I brushed a crumb of shortbread against my tongue and watched him watch me. The attention wasn’t heavy; it was heat, banked and sure. “What about you?” I asked. “You said staying here felt right. Are you sure you want … this?” I gestured lightly—Charleston, Dominion Hall, me.
He set his coffee down, leaned in, and kissed my knuckles. “I want exactly this,” he said against my skin. “This house. These brothers. You.”
He didn’t say love yet. He didn’t have to. It was in his voice, in the way he cupped the back of my head and pulled me toward him, slow enough to ask, firm enough to claim. His kiss was soft at first—morning, coffee, restraint—then deepened with that unmistakable Caleb heat, the kind that made my bones feel loose. My hand slid over his chest, and his breath hitched like I’d cut a live wire.
“You’re not helping me keep a clear head,” I murmured against his mouth.
“I don’t want you clear,” he said, half smile, half threat. “I want you mine.”
Heat flashed low in my belly. I kissed him again and let it linger, savoring, then forced myself back against the pillows before I climbed him and forgot how to spell my own name. “Work first,” I said, voice husky. “Then you can ruin me.”
His laugh rumbled. “Deal.”
He grabbed his phone and slid it my way. “Call Finn.”
“You want to listen?”
“I want to hear you hand him the future he’s earned,” he said, dead serious. “And I want to hear the relief in your voice when you set this weight down.”
I dialed. Finn picked up on the second ring with, “Tell me you’re calling to apologize for yelling about salmon.”
“Shut up and listen,” I said, smiling so hard my cheeks hurt. “I’m promoting you.”
Silence—then a cautious, “Which kind of promoting? The kind with a new title and the same pay? Or the kind where I cry and you make fun of me?”
“The kind where you get a choice,” I said. “Head chef at Promenade, full creative control within the vision we’ve built. Or—” I swallowed a lump “—be my right hand on the creative side and oversee the entire group as we expand. That includes revamping Alastair’s place and building Meggie’s on Folly Beach.”
Finn didn’t answer. I pictured him blinking hard at the prep table, Carly and Alba pretending not to listen and failing, Michael—my stomach twinged and righted—sweeping up salt he’d poured too fast.
Finally: “You’re serious.”
“Dead serious,” I said. “I’m stepping back. Not out. But I’m done letting this place eat me whole.”
A breath that sounded like a laugh and a sob collided. “You’re going to make me cry in front of the microplanes.”
“Take the day to think,” I said, softer. “We’ll talk tonight.”
“I don’t need the day,” he said, voice steadying. “I want the group. I want to be the wall you lean on while you make weird, brilliant food.”
I laughed, tears threatening, anyway. “Deal. We’ll structure it so the head chefs report to you and me. I’m going to travel, but you’ll have final say when I’m halfway up a mountain arguing with a cheesemaker who refuses to use a thermometer.”

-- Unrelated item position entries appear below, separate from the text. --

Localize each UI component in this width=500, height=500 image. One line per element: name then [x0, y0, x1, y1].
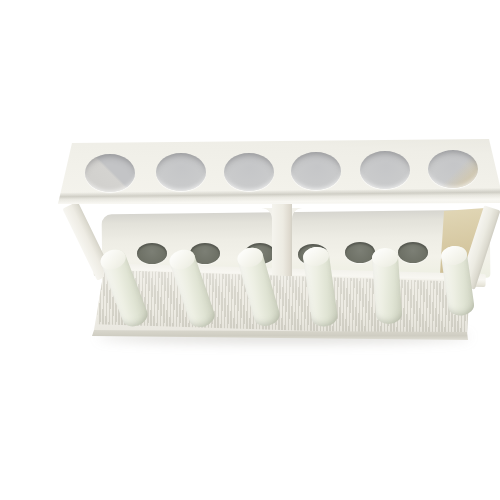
product-photo: White plastic laboratory test tube rack …	[40, 16, 500, 500]
divider-fillet-left	[262, 208, 272, 218]
divider-fillet-right	[292, 208, 302, 218]
center-divider	[272, 204, 292, 284]
top-plate	[55, 134, 500, 210]
photo-caption: White plastic laboratory test tube rack …	[40, 16, 41, 17]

“God, I love when you talk dirty,” he said. Then, gentler: “I’m proud of you, Meg.”
“Me, too,” I said, and ended the call before I cried on Dominion Hall’s white sheets.
Caleb took the phone, set it aside, and pressed a kiss to the corner of my eye like he could seal the emotion back in. “That ‘me too’ sounded good,” he said.

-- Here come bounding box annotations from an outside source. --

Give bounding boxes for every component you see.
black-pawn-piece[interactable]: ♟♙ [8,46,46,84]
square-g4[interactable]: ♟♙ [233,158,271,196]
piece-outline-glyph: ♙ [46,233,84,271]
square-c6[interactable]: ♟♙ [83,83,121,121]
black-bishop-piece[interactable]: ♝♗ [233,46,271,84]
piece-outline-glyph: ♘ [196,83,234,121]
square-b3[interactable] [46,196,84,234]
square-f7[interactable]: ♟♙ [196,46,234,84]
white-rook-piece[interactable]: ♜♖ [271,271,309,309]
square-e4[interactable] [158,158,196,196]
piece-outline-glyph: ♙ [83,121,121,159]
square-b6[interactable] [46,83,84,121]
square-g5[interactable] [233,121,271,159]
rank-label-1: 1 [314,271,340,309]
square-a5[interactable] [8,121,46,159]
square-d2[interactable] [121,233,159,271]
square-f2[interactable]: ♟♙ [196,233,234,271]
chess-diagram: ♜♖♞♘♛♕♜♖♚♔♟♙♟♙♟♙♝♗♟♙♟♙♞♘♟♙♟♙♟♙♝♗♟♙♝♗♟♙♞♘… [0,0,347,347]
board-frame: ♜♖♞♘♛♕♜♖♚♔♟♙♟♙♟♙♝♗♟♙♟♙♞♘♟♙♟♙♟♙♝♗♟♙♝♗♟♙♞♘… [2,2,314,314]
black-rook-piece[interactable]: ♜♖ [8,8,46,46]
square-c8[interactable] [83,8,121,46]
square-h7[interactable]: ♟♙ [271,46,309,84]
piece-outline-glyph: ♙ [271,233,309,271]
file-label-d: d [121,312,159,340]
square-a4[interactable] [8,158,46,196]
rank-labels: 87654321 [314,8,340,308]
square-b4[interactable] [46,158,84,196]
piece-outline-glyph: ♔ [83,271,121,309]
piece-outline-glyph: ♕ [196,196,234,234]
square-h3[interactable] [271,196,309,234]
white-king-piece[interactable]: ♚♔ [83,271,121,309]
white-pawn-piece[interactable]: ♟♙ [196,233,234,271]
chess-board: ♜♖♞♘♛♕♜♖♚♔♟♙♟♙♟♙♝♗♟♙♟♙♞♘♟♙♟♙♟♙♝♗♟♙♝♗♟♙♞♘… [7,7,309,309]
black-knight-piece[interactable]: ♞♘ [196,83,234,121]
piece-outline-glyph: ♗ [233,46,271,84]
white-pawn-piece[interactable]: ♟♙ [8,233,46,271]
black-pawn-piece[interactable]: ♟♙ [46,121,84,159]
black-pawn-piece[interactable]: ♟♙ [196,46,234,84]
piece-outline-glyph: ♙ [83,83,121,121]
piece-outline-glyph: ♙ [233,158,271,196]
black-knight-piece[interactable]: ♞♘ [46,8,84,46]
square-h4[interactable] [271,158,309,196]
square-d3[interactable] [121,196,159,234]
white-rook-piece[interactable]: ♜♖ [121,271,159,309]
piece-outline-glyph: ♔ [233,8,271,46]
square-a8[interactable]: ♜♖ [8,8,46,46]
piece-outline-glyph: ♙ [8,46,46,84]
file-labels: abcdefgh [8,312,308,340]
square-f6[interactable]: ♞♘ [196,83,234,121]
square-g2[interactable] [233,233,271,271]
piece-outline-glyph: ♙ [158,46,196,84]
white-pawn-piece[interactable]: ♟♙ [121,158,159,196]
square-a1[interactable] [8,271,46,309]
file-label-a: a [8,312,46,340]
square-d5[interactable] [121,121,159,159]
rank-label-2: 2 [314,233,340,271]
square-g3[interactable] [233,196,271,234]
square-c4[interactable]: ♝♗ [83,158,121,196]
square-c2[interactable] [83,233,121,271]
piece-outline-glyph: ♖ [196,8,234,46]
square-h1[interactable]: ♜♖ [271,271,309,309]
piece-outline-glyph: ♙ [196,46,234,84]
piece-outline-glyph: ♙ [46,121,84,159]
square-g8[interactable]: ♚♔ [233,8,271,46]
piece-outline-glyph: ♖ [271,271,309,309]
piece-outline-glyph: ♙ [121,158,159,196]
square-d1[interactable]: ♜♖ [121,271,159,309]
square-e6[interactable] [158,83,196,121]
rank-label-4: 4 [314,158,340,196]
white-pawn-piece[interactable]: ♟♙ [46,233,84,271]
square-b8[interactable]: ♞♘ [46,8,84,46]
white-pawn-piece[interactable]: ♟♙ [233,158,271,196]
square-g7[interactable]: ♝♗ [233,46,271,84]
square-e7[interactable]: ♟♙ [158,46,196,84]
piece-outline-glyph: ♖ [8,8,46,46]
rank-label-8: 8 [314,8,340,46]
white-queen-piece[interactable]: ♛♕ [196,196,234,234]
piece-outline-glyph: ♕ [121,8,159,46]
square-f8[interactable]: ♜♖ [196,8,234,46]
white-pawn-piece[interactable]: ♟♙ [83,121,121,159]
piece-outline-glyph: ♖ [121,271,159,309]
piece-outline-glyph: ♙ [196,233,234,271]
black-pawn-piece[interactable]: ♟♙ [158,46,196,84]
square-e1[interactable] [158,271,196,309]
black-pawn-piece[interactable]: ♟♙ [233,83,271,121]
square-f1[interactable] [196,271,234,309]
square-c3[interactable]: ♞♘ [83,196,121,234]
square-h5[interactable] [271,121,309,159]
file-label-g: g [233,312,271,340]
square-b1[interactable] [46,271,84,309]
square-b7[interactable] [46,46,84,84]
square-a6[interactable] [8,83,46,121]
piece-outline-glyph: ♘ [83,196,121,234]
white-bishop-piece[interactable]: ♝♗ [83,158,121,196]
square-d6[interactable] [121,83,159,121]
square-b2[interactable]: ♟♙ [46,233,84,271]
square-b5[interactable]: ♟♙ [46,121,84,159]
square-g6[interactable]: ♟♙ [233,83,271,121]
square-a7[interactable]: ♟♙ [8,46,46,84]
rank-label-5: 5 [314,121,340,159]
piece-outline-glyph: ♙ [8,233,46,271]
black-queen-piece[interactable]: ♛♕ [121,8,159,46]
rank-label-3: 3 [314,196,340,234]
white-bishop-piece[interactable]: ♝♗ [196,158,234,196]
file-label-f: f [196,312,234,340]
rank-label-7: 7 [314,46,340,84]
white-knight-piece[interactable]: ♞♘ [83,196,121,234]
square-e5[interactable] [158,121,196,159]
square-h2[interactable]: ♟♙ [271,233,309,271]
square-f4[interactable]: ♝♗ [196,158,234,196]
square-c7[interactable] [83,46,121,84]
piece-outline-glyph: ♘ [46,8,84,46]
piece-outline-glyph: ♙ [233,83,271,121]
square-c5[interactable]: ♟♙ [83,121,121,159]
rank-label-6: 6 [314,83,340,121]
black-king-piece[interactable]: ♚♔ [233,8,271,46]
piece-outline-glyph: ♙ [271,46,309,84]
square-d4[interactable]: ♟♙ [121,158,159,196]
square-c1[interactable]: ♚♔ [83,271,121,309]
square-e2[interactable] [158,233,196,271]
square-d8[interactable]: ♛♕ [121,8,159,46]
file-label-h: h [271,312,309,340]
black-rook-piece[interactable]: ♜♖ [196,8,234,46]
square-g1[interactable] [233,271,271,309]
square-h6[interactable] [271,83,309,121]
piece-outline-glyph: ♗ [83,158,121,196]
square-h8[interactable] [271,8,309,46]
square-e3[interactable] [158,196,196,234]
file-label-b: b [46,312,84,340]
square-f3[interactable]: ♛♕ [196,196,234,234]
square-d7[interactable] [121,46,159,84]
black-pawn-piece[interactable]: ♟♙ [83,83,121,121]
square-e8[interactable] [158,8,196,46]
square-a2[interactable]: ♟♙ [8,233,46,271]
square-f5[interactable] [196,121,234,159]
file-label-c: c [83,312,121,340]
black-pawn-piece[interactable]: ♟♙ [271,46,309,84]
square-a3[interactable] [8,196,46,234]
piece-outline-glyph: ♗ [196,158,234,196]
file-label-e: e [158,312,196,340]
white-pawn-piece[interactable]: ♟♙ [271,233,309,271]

“It felt good,” I admitted. “Like breathing after a long time under.”
We drifted through logistics, the way you do when the big decisions are made and the details become a pleasure instead of a burden.
I’d work with Ryker on a meeting at the bank. Atlas would loop in their finance team to model the acquisitions and the new build. Marcus would lean on the necessary levers to make sure Alastair kept his word to vanish.
Dean and Trish would get the call later; I could already hear Trish’s delighted gasp and Dean’s gruff, “About time.”
“What about the staff?” Caleb asked.
“Carly steps up,” I said. “She’s quiet until she’s not, and when she’s not, she’s right. Alba keeps the front sharp. We’ll hire a head chef Finn respects. Michael …” I let the name sit, taste the copper, then decide. “Michael finishes the week. Then he’s done. Severance, a clean letter that only says what’s true. No more. No less.”